You’re alone in space, cast out like a raft at sea, exposed to it like a dartboard to its darts, and you can no longer run away from your destiny and anything can happen. You can expect eagles or hawks to swoop down from the stars and cast themselves over you in a frenzy, because you’re the only thing in the whole world that’s soft, something a beak can sink into, something a talon can dig into; you can expect meteors or whatever to slit open your bare breast, naked in the face of eternity; but the only thing that happens is that space starts singing, space starts singing out of solitude. ‘The only thing’ — but no, it’s more than just ‘only’, it’s pretty horrible.

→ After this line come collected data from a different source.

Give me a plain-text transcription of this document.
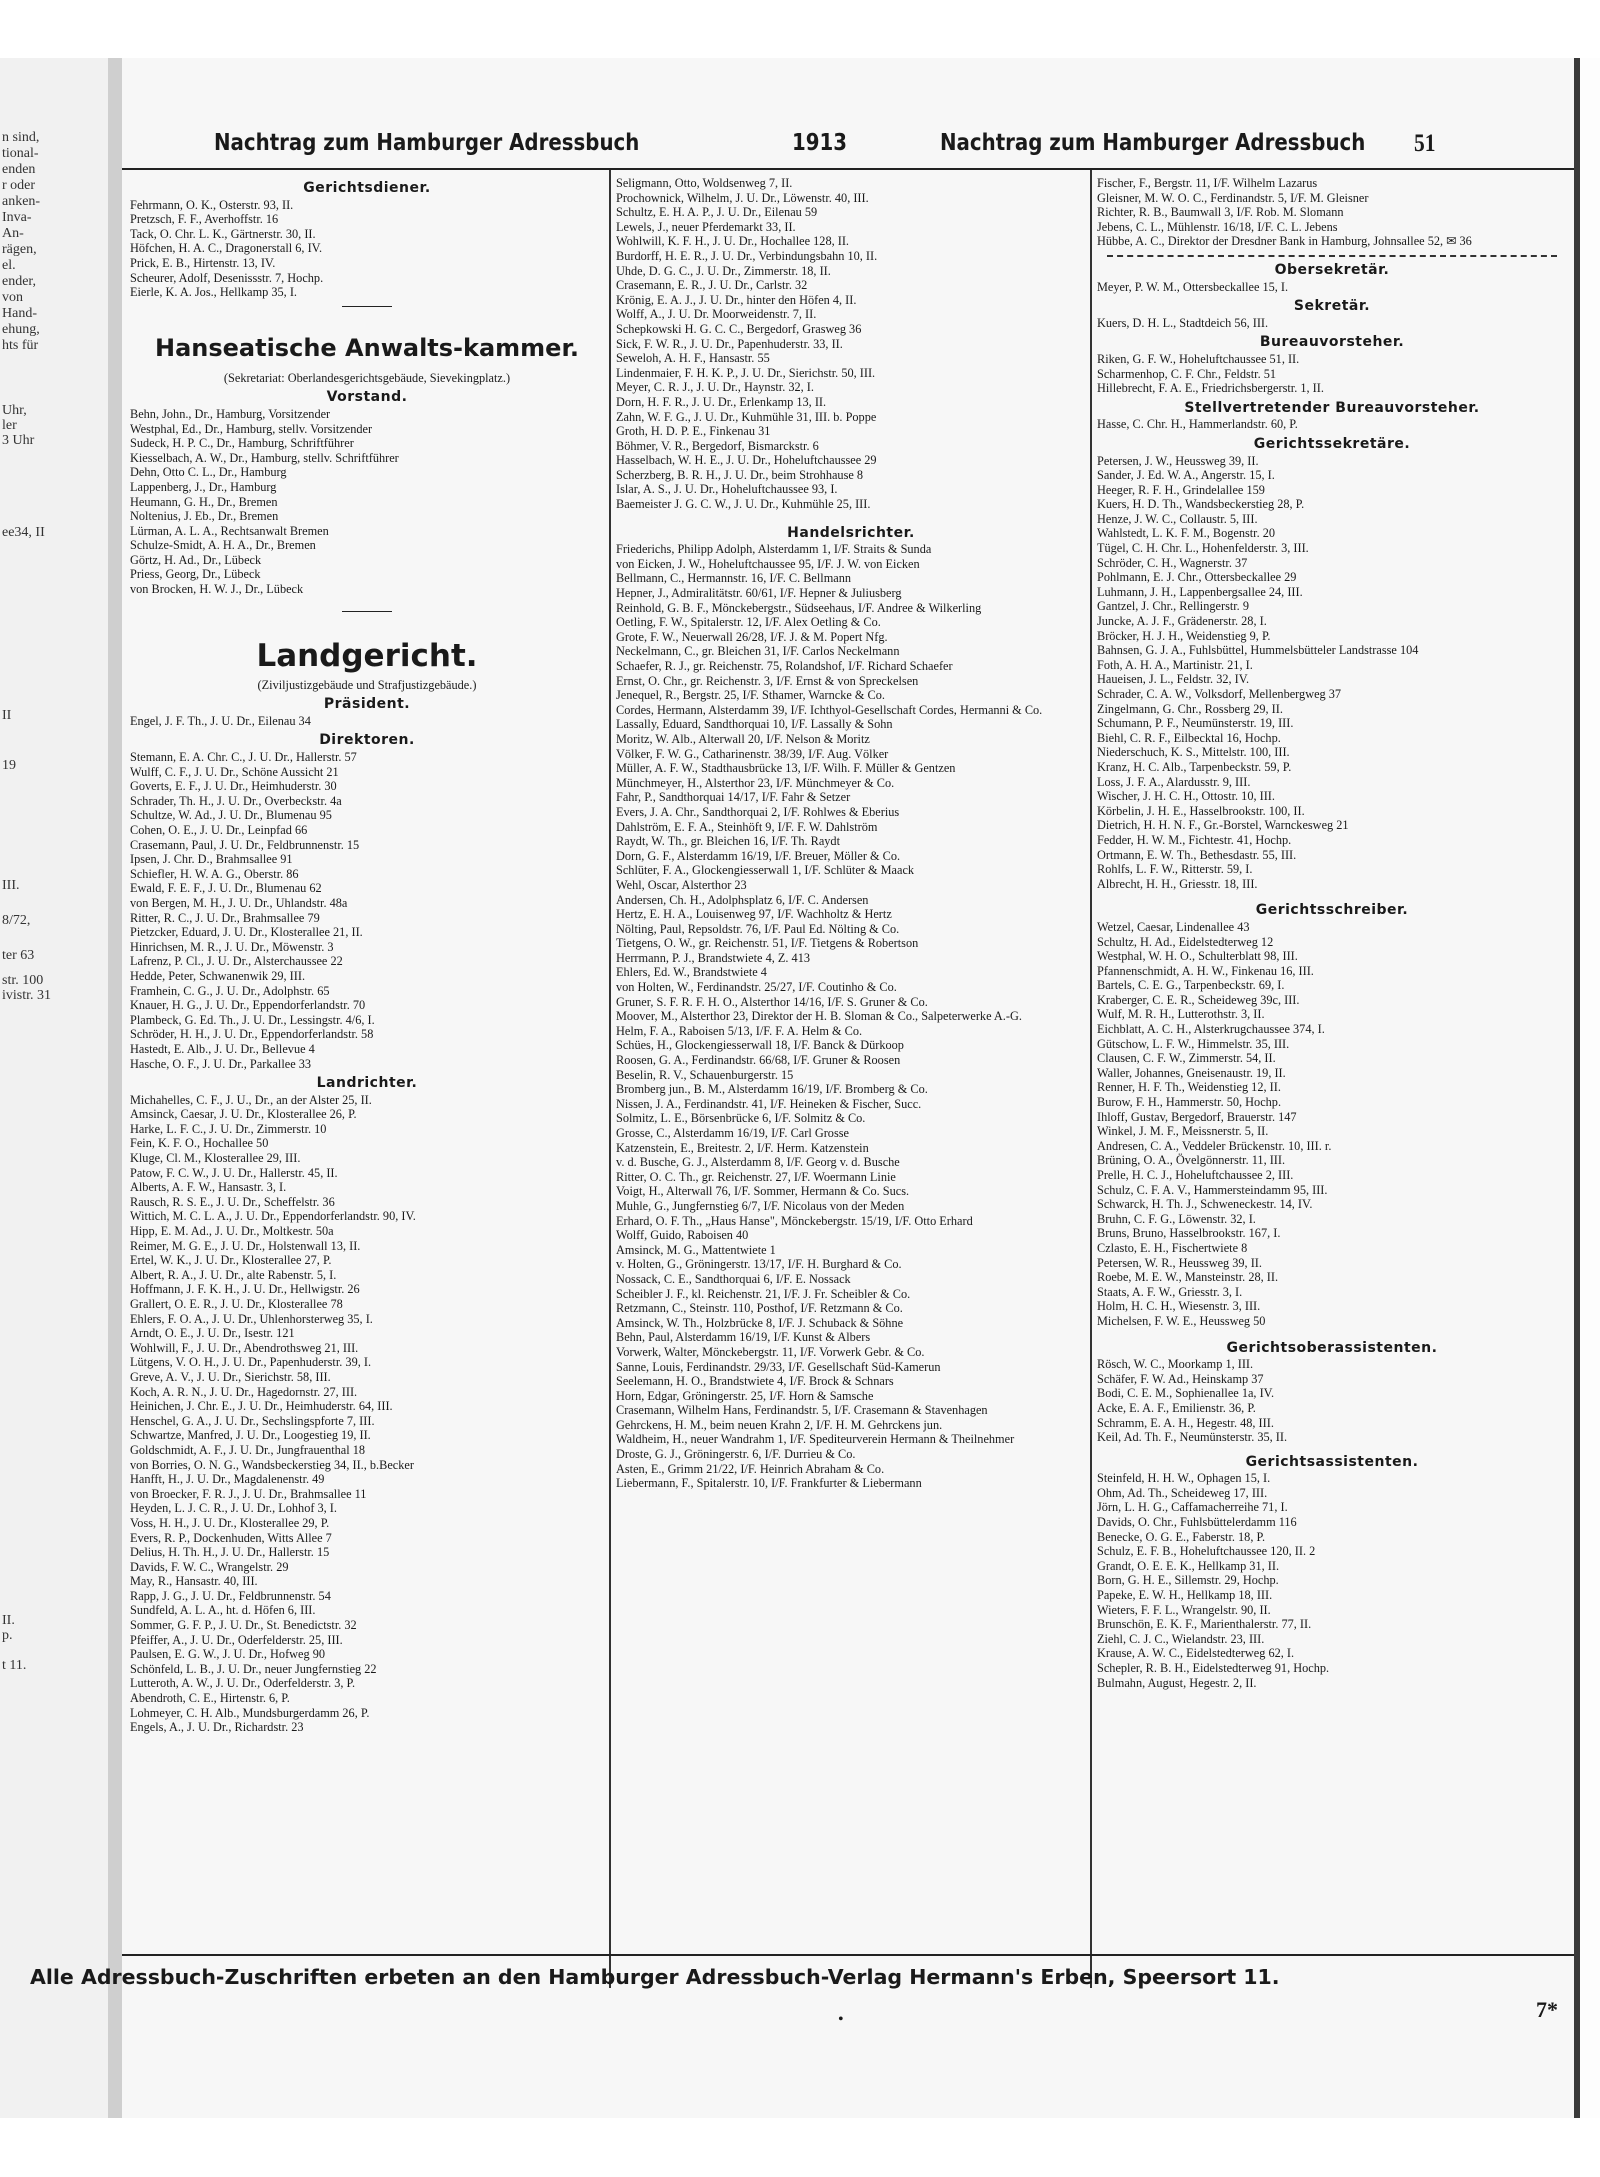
n sind,
tional-
enden
r oder
anken-
Inva-
An-
rägen,
el.
ender,
von
Hand-
ehung,
hts für
Uhr,
ler
3 Uhr
ee34, II
II
19
III.
8/72,
ter 63
str. 100
ivistr. 31
II.
p.
t 11.
Nachtrag zum Hamburger Adressbuch	1913	Nachtrag zum Hamburger Adressbuch 51
Gerichtsdiener.
Fehrmann, O. K., Osterstr. 93, II.
Pretzsch, F. F., Averhoffstr. 16
Tack, O. Chr. L. K., Gärtnerstr. 30, II.
Höfchen, H. A. C., Dragonerstall 6, IV.
Prick, E. B., Hirtenstr. 13, IV.
Scheurer, Adolf, Desenissstr. 7, Hochp.
Eierle, K. A. Jos., Hellkamp 35, I.
Hanseatische Anwalts-kammer.
(Sekretariat: Oberlandesgerichtsgebäude, Sievekingplatz.)
Vorstand.
Behn, John., Dr., Hamburg, Vorsitzender
Westphal, Ed., Dr., Hamburg, stellv. Vorsitzender
Sudeck, H. P. C., Dr., Hamburg, Schriftführer
Kiesselbach, A. W., Dr., Hamburg, stellv. Schriftführer
Dehn, Otto C. L., Dr., Hamburg
Lappenberg, J., Dr., Hamburg
Heumann, G. H., Dr., Bremen
Noltenius, J. Eb., Dr., Bremen
Lürman, A. L. A., Rechtsanwalt Bremen
Schulze-Smidt, A. H. A., Dr., Bremen
Görtz, H. Ad., Dr., Lübeck
Priess, Georg, Dr., Lübeck
von Brocken, H. W. J., Dr., Lübeck
Landgericht.
(Ziviljustizgebäude und Strafjustizgebäude.)
Präsident.
Engel, J. F. Th., J. U. Dr., Eilenau 34
Direktoren.
Stemann, E. A. Chr. C., J. U. Dr., Hallerstr. 57
Wulff, C. F., J. U. Dr., Schöne Aussicht 21
Goverts, E. F., J. U. Dr., Heimhuderstr. 30
Schrader, Th. H., J. U. Dr., Overbeckstr. 4a
Schultze, W. Ad., J. U. Dr., Blumenau 95
Cohen, O. E., J. U. Dr., Leinpfad 66
Crasemann, Paul, J. U. Dr., Feldbrunnenstr. 15
Ipsen, J. Chr. D., Brahmsallee 91
Schiefler, H. W. A. G., Oberstr. 86
Ewald, F. E. F., J. U. Dr., Blumenau 62
von Bergen, M. H., J. U. Dr., Uhlandstr. 48a
Ritter, R. C., J. U. Dr., Brahmsallee 79
Pietzcker, Eduard, J. U. Dr., Klosterallee 21, II.
Hinrichsen, M. R., J. U. Dr., Möwenstr. 3
Lafrenz, P. Cl., J. U. Dr., Alsterchaussee 22
Hedde, Peter, Schwanenwik 29, III.
Framhein, C. G., J. U. Dr., Adolphstr. 65
Knauer, H. G., J. U. Dr., Eppendorferlandstr. 70
Plambeck, G. Ed. Th., J. U. Dr., Lessingstr. 4/6, I.
Schröder, H. H., J. U. Dr., Eppendorferlandstr. 58
Hastedt, E. Alb., J. U. Dr., Bellevue 4
Hasche, O. F., J. U. Dr., Parkallee 33
Landrichter.
Michahelles, C. F., J. U., Dr., an der Alster 25, II.
Amsinck, Caesar, J. U. Dr., Klosterallee 26, P.
Harke, L. F. C., J. U. Dr., Zimmerstr. 10
Fein, K. F. O., Hochallee 50
Kluge, Cl. M., Klosterallee 29, III.
Patow, F. C. W., J. U. Dr., Hallerstr. 45, II.
Alberts, A. F. W., Hansastr. 3, I.
Rausch, R. S. E., J. U. Dr., Scheffelstr. 36
Wittich, M. C. L. A., J. U. Dr., Eppendorferlandstr. 90, IV.
Hipp, E. M. Ad., J. U. Dr., Moltkestr. 50a
Reimer, M. G. E., J. U. Dr., Holstenwall 13, II.
Ertel, W. K., J. U. Dr., Klosterallee 27, P.
Albert, R. A., J. U. Dr., alte Rabenstr. 5, I.
Hoffmann, J. F. K. H., J. U. Dr., Hellwigstr. 26
Grallert, O. E. R., J. U. Dr., Klosterallee 78
Ehlers, F. O. A., J. U. Dr., Uhlenhorsterweg 35, I.
Arndt, O. E., J. U. Dr., Isestr. 121
Wohlwill, F., J. U. Dr., Abendrothsweg 21, III.
Lütgens, V. O. H., J. U. Dr., Papenhuderstr. 39, I.
Greve, A. V., J. U. Dr., Sierichstr. 58, III.
Koch, A. R. N., J. U. Dr., Hagedornstr. 27, III.
Heinichen, J. Chr. E., J. U. Dr., Heimhuderstr. 64, III.
Henschel, G. A., J. U. Dr., Sechslingspforte 7, III.
Schwartze, Manfred, J. U. Dr., Loogestieg 19, II.
Goldschmidt, A. F., J. U. Dr., Jungfrauenthal 18
von Borries, O. N. G., Wandsbeckerstieg 34, II., b.Becker
Hanfft, H., J. U. Dr., Magdalenenstr. 49
von Broecker, F. R. J., J. U. Dr., Brahmsallee 11
Heyden, L. J. C. R., J. U. Dr., Lohhof 3, I.
Voss, H. H., J. U. Dr., Klosterallee 29, P.
Evers, R. P., Dockenhuden, Witts Allee 7
Delius, H. Th. H., J. U. Dr., Hallerstr. 15
Davids, F. W. C., Wrangelstr. 29
May, R., Hansastr. 40, III.
Rapp, J. G., J. U. Dr., Feldbrunnenstr. 54
Sundfeld, A. L. A., ht. d. Höfen 6, III.
Sommer, G. F. P., J. U. Dr., St. Benedictstr. 32
Pfeiffer, A., J. U. Dr., Oderfelderstr. 25, III.
Paulsen, E. G. W., J. U. Dr., Hofweg 90
Schönfeld, L. B., J. U. Dr., neuer Jungfernstieg 22
Lutteroth, A. W., J. U. Dr., Oderfelderstr. 3, P.
Abendroth, C. E., Hirtenstr. 6, P.
Lohmeyer, C. H. Alb., Mundsburgerdamm 26, P.
Engels, A., J. U. Dr., Richardstr. 23
Seligmann, Otto, Woldsenweg 7, II.
Prochownick, Wilhelm, J. U. Dr., Löwenstr. 40, III.
Schultz, E. H. A. P., J. U. Dr., Eilenau 59
Lewels, J., neuer Pferdemarkt 33, II.
Wohlwill, K. F. H., J. U. Dr., Hochallee 128, II.
Burdorff, H. E. R., J. U. Dr., Verbindungsbahn 10, II.
Uhde, D. G. C., J. U. Dr., Zimmerstr. 18, II.
Crasemann, E. R., J. U. Dr., Carlstr. 32
Krönig, E. A. J., J. U. Dr., hinter den Höfen 4, II.
Wolff, A., J. U. Dr. Moorweidenstr. 7, II.
Schepkowski H. G. C. C., Bergedorf, Grasweg 36
Sick, F. W. R., J. U. Dr., Papenhuderstr. 33, II.
Seweloh, A. H. F., Hansastr. 55
Lindenmaier, F. H. K. P., J. U. Dr., Sierichstr. 50, III.
Meyer, C. R. J., J. U. Dr., Haynstr. 32, I.
Dorn, H. F. R., J. U. Dr., Erlenkamp 13, II.
Zahn, W. F. G., J. U. Dr., Kuhmühle 31, III. b. Poppe
Groth, H. D. P. E., Finkenau 31
Böhmer, V. R., Bergedorf, Bismarckstr. 6
Hasselbach, W. H. E., J. U. Dr., Hoheluftchaussee 29
Scherzberg, B. R. H., J. U. Dr., beim Strohhause 8
Islar, A. S., J. U. Dr., Hoheluftchaussee 93, I.
Baemeister J. G. C. W., J. U. Dr., Kuhmühle 25, III.
Handelsrichter.
Friederichs, Philipp Adolph, Alsterdamm 1, I/F. Straits & Sunda
von Eicken, J. W., Hoheluftchaussee 95, I/F. J. W. von Eicken
Bellmann, C., Hermannstr. 16, I/F. C. Bellmann
Hepner, J., Admiralitätstr. 60/61, I/F. Hepner & Juliusberg
Reinhold, G. B. F., Mönckebergstr., Südseehaus, I/F. Andree & Wilkerling
Oetling, F. W., Spitalerstr. 12, I/F. Alex Oetling & Co.
Grote, F. W., Neuerwall 26/28, I/F. J. & M. Popert Nfg.
Neckelmann, C., gr. Bleichen 31, I/F. Carlos Neckelmann
Schaefer, R. J., gr. Reichenstr. 75, Rolandshof, I/F. Richard Schaefer
Ernst, O. Chr., gr. Reichenstr. 3, I/F. Ernst & von Spreckelsen
Jenequel, R., Bergstr. 25, I/F. Sthamer, Warncke & Co.
Cordes, Hermann, Alsterdamm 39, I/F. Ichthyol-Gesellschaft Cordes, Hermanni & Co.
Lassally, Eduard, Sandthorquai 10, I/F. Lassally & Sohn
Moritz, W. Alb., Alterwall 20, I/F. Nelson & Moritz
Völker, F. W. G., Catharinenstr. 38/39, I/F. Aug. Völker
Müller, A. F. W., Stadthausbrücke 13, I/F. Wilh. F. Müller & Gentzen
Münchmeyer, H., Alsterthor 23, I/F. Münchmeyer & Co.
Fahr, P., Sandthorquai 14/17, I/F. Fahr & Setzer
Evers, J. A. Chr., Sandthorquai 2, I/F. Rohlwes & Eberius
Dahlström, E. F. A., Steinhöft 9, I/F. F. W. Dahlström
Raydt, W. Th., gr. Bleichen 16, I/F. Th. Raydt
Dorn, G. F., Alsterdamm 16/19, I/F. Breuer, Möller & Co.
Schlüter, F. A., Glockengiesserwall 1, I/F. Schlüter & Maack
Wehl, Oscar, Alsterthor 23
Andersen, Ch. H., Adolphsplatz 6, I/F. C. Andersen
Hertz, E. H. A., Louisenweg 97, I/F. Wachholtz & Hertz
Nölting, Paul, Repsoldstr. 76, I/F. Paul Ed. Nölting & Co.
Tietgens, O. W., gr. Reichenstr. 51, I/F. Tietgens & Robertson
Herrmann, P. J., Brandstwiete 4, Z. 413
Ehlers, Ed. W., Brandstwiete 4
von Holten, W., Ferdinandstr. 25/27, I/F. Coutinho & Co.
Gruner, S. F. R. F. H. O., Alsterthor 14/16, I/F. S. Gruner & Co.
Moover, M., Alsterthor 23, Direktor der H. B. Sloman & Co., Salpeterwerke A.-G.
Helm, F. A., Raboisen 5/13, I/F. F. A. Helm & Co.
Schües, H., Glockengiesserwall 18, I/F. Banck & Dürkoop
Roosen, G. A., Ferdinandstr. 66/68, I/F. Gruner & Roosen
Beselin, R. V., Schauenburgerstr. 15
Bromberg jun., B. M., Alsterdamm 16/19, I/F. Bromberg & Co.
Nissen, J. A., Ferdinandstr. 41, I/F. Heineken & Fischer, Succ.
Solmitz, L. E., Börsenbrücke 6, I/F. Solmitz & Co.
Grosse, C., Alsterdamm 16/19, I/F. Carl Grosse
Katzenstein, E., Breitestr. 2, I/F. Herm. Katzenstein
v. d. Busche, G. J., Alsterdamm 8, I/F. Georg v. d. Busche
Ritter, O. C. Th., gr. Reichenstr. 27, I/F. Woermann Linie
Voigt, H., Alterwall 76, I/F. Sommer, Hermann & Co. Sucs.
Muhle, G., Jungfernstieg 6/7, I/F. Nicolaus von der Meden
Erhard, O. F. Th., „Haus Hanse", Mönckebergstr. 15/19, I/F. Otto Erhard
Wolff, Guido, Raboisen 40
Amsinck, M. G., Mattentwiete 1
v. Holten, G., Gröningerstr. 13/17, I/F. H. Burghard & Co.
Nossack, C. E., Sandthorquai 6, I/F. E. Nossack
Scheibler J. F., kl. Reichenstr. 21, I/F. J. Fr. Scheibler & Co.
Retzmann, C., Steinstr. 110, Posthof, I/F. Retzmann & Co.
Amsinck, W. Th., Holzbrücke 8, I/F. J. Schuback & Söhne
Behn, Paul, Alsterdamm 16/19, I/F. Kunst & Albers
Vorwerk, Walter, Mönckebergstr. 11, I/F. Vorwerk Gebr. & Co.
Sanne, Louis, Ferdinandstr. 29/33, I/F. Gesellschaft Süd-Kamerun
Seelemann, H. O., Brandstwiete 4, I/F. Brock & Schnars
Horn, Edgar, Gröningerstr. 25, I/F. Horn & Samsche
Crasemann, Wilhelm Hans, Ferdinandstr. 5, I/F. Crasemann & Stavenhagen
Gehrckens, H. M., beim neuen Krahn 2, I/F. H. M. Gehrckens jun.
Waldheim, H., neuer Wandrahm 1, I/F. Spediteurverein Hermann & Theilnehmer
Droste, G. J., Gröningerstr. 6, I/F. Durrieu & Co.
Asten, E., Grimm 21/22, I/F. Heinrich Abraham & Co.
Liebermann, F., Spitalerstr. 10, I/F. Frankfurter & Liebermann
Fischer, F., Bergstr. 11, I/F. Wilhelm Lazarus
Gleisner, M. W. O. C., Ferdinandstr. 5, I/F. M. Gleisner
Richter, R. B., Baumwall 3, I/F. Rob. M. Slomann
Jebens, C. L., Mühlenstr. 16/18, I/F. C. L. Jebens
Hübbe, A. C., Direktor der Dresdner Bank in Hamburg, Johnsallee 52, ✉ 36
Obersekretär.
Meyer, P. W. M., Ottersbeckallee 15, I.
Sekretär.
Kuers, D. H. L., Stadtdeich 56, III.
Bureauvorsteher.
Riken, G. F. W., Hoheluftchaussee 51, II.
Scharmenhop, C. F. Chr., Feldstr. 51
Hillebrecht, F. A. E., Friedrichsbergerstr. 1, II.
Stellvertretender Bureauvorsteher.
Hasse, C. Chr. H., Hammerlandstr. 60, P.
Gerichtssekretäre.
Petersen, J. W., Heussweg 39, II.
Sander, J. Ed. W. A., Angerstr. 15, I.
Heeger, R. F. H., Grindelallee 159
Kuers, H. D. Th., Wandsbeckerstieg 28, P.
Henze, J. W. C., Collaustr. 5, III.
Wahlstedt, L. K. F. M., Bogenstr. 20
Tügel, C. H. Chr. L., Hohenfelderstr. 3, III.
Schröder, C. H., Wagnerstr. 37
Pohlmann, E. J. Chr., Ottersbeckallee 29
Luhmann, J. H., Lappenbergsallee 24, III.
Gantzel, J. Chr., Rellingerstr. 9
Juncke, A. J. F., Grädenerstr. 28, I.
Bröcker, H. J. H., Weidenstieg 9, P.
Bahnsen, G. J. A., Fuhlsbüttel, Hummelsbütteler Landstrasse 104
Foth, A. H. A., Martinistr. 21, I.
Haueisen, J. L., Feldstr. 32, IV.
Schrader, C. A. W., Volksdorf, Mellenbergweg 37
Zingelmann, G. Chr., Rossberg 29, II.
Schumann, P. F., Neumünsterstr. 19, III.
Biehl, C. R. F., Eilbecktal 16, Hochp.
Niederschuch, K. S., Mittelstr. 100, III.
Kranz, H. C. Alb., Tarpenbeckstr. 59, P.
Loss, J. F. A., Alardusstr. 9, III.
Wischer, J. H. C. H., Ottostr. 10, III.
Körbelin, J. H. E., Hasselbrookstr. 100, II.
Dietrich, H. H. N. F., Gr.-Borstel, Warnckesweg 21
Fedder, H. W. M., Fichtestr. 41, Hochp.
Ortmann, E. W. Th., Bethesdastr. 55, III.
Rohlfs, L. F. W., Ritterstr. 59, I.
Albrecht, H. H., Griesstr. 18, III.
Gerichtsschreiber.
Wetzel, Caesar, Lindenallee 43
Schultz, H. Ad., Eidelstedterweg 12
Westphal, W. H. O., Schulterblatt 98, III.
Pfannenschmidt, A. H. W., Finkenau 16, III.
Bartels, C. E. G., Tarpenbeckstr. 69, I.
Kraberger, C. E. R., Scheideweg 39c, III.
Wulf, M. R. H., Lutterothstr. 3, II.
Eichblatt, A. C. H., Alsterkrugchaussee 374, I.
Gütschow, L. F. W., Himmelstr. 35, III.
Clausen, C. F. W., Zimmerstr. 54, II.
Waller, Johannes, Gneisenaustr. 19, II.
Renner, H. F. Th., Weidenstieg 12, II.
Burow, F. H., Hammerstr. 50, Hochp.
Ihloff, Gustav, Bergedorf, Brauerstr. 147
Winkel, J. M. F., Meissnerstr. 5, II.
Andresen, C. A., Veddeler Brückenstr. 10, III. r.
Brüning, O. A., Övelgönnerstr. 11, III.
Prelle, H. C. J., Hoheluftchaussee 2, III.
Schulz, C. F. A. V., Hammersteindamm 95, III.
Schwarck, H. Th. J., Schweneckestr. 14, IV.
Bruhn, C. F. G., Löwenstr. 32, I.
Bruns, Bruno, Hasselbrookstr. 167, I.
Czlasto, E. H., Fischertwiete 8
Petersen, W. R., Heussweg 39, II.
Roebe, M. E. W., Mansteinstr. 28, II.
Staats, A. F. W., Griesstr. 3, I.
Holm, H. C. H., Wiesenstr. 3, III.
Michelsen, F. W. E., Heussweg 50
Gerichtsoberassistenten.
Rösch, W. C., Moorkamp 1, III.
Schäfer, F. W. Ad., Heinskamp 37
Bodi, C. E. M., Sophienallee 1a, IV.
Acke, E. A. F., Emilienstr. 36, P.
Schramm, E. A. H., Hegestr. 48, III.
Keil, Ad. Th. F., Neumünsterstr. 35, II.
Gerichtsassistenten.
Steinfeld, H. H. W., Ophagen 15, I.
Ohm, Ad. Th., Scheideweg 17, III.
Jörn, L. H. G., Caffamacherreihe 71, I.
Davids, O. Chr., Fuhlsbüttelerdamm 116
Benecke, O. G. E., Faberstr. 18, P.
Schulz, E. F. B., Hoheluftchaussee 120, II. 2
Grandt, O. E. E. K., Hellkamp 31, II.
Born, G. H. E., Sillemstr. 29, Hochp.
Papeke, E. W. H., Hellkamp 18, III.
Wieters, F. F. L., Wrangelstr. 90, II.
Brunschön, E. K. F., Marienthalerstr. 77, II.
Ziehl, C. J. C., Wielandstr. 23, III.
Krause, A. W. C., Eidelstedterweg 62, I.
Schepler, R. B. H., Eidelstedterweg 91, Hochp.
Bulmahn, August, Hegestr. 2, II.
Alle Adressbuch-Zuschriften erbeten an den Hamburger Adressbuch-Verlag Hermann's Erben, Speersort 11.
7*
•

The odd song, you think you could no doubt put up with the odd song; but that’s not how it is: you can’t put up with it, you just have to. ‘Space’, that silly little concept you like playing around with when you’re out walking through the reeds and the trees, in parks or refrigeration plants, or sitting in your rocking chair watching the sky flickering over the top of the lilac hedge; space, the little lake where idyllic cloud boats glide along before the wind; space as it seems to be when you’re still in the little hole on earth where you were born, grew up, were ill-treated or ill-treated others and where you’re going to die any minute — that space is just a lie for anyone who has experienced properly this enormous, all-consuming, embittered solitude, stuck on to a shiny metal field and with nothing around you and above you but the most gigantic, the loneliest of all wildernesses, the whole of space, the true extent of which you never dared think about while you were living in your hole on earth: it’s like a bottomless well, and you lean further and further out in the hope of seeing water, of seeing something tangible instead of just this terrifying emptiness, and in the end you lean so far out, you fall, and then you fall and fall and fall for the whole of your life without experiencing anything but this endless falling and you die while you’re still falling and although you haven’t come to any sign of a bottom you’re annihilated while you’re still falling and gobbled up by the darkness after your pitiful failed effort at filling it with meaning, the meaning that comes from looking for a bottom.